Style - Civilisation

Following four initial editions, the fifth Triennale di Milano opened on 10 May 1933. It was the first to be organised under the auspices of the newly created Bureau International des Expositions (BIE), after being recognised on 27 October 1932.

Architecture was the protagonist of this edition of the Triennale, under the influence of the Italian Government of the time, which focused on modern architecture and figurative art, with an extensive series of murals and sculptures coordinated by Mario Sironi. The majority of international participants contributed to the Exhibition of Decorative and Industrial Arts, which was relegated to a secondary role.

Triennale di Milano 1933 was the first edition to take place in the newly built Pallazzo dell’Arte, designed by Giovanni Muzio. Various parts of the building were decorated by the best of Italian artists, including Massimo Campigli, Carlo Carrà, Felice Casorati, Giorgio de Chirico, Achille Funi, Marino Marini, Arturo Martini and Gino Severini.
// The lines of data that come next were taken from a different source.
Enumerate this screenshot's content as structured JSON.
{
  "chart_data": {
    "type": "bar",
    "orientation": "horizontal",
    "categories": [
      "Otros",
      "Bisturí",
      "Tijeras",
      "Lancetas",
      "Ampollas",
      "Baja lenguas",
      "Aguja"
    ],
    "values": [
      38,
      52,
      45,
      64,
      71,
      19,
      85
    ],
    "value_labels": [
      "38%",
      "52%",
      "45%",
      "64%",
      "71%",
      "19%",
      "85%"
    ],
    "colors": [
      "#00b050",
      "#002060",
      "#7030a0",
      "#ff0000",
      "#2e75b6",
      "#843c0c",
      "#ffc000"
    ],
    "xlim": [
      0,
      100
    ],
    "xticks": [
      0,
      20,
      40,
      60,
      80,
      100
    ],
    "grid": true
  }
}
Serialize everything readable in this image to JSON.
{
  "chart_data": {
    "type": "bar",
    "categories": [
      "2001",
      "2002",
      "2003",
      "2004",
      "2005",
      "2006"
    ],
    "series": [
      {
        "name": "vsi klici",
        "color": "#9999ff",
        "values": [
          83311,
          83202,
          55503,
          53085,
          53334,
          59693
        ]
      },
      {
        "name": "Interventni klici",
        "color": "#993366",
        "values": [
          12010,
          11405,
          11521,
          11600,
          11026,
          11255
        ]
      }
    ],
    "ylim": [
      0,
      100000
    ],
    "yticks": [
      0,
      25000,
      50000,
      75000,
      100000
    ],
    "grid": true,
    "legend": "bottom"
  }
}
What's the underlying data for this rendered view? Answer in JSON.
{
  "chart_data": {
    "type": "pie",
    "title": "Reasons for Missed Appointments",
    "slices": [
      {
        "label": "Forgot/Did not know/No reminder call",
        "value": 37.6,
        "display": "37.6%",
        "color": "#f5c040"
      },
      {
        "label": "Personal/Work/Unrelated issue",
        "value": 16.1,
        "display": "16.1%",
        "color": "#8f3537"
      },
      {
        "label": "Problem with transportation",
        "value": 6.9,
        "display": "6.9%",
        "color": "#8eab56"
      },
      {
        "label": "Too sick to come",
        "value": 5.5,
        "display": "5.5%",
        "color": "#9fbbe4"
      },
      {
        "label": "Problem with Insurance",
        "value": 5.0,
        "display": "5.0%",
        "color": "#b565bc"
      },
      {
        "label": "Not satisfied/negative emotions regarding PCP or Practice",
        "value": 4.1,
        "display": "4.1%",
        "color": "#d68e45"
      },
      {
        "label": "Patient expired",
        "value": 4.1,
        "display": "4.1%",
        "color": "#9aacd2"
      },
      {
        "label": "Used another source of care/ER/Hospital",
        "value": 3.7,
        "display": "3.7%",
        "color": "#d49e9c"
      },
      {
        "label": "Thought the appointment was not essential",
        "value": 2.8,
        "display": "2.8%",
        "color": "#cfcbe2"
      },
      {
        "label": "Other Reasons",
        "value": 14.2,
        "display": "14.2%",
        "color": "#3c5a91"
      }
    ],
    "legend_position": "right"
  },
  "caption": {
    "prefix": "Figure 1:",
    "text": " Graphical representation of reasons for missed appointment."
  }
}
The fifth Triennale also marked the beginning of a custom: the utilisation of the Parco Sempione as an open-air museum, with the erection of 40 temporary constructions. Overlooking them all was a permanent structure – Gio Ponti’s Torre Littoria, which has since been renamed Torre Branca. The majority of the temporary buildings were designed by rationalist architects. Overall, the exhibition was a reflection of modern European architecture and of Italian Rationalism, recognised by the Italian Government of the era as the technical and cultural vanguard of the national modernisation process.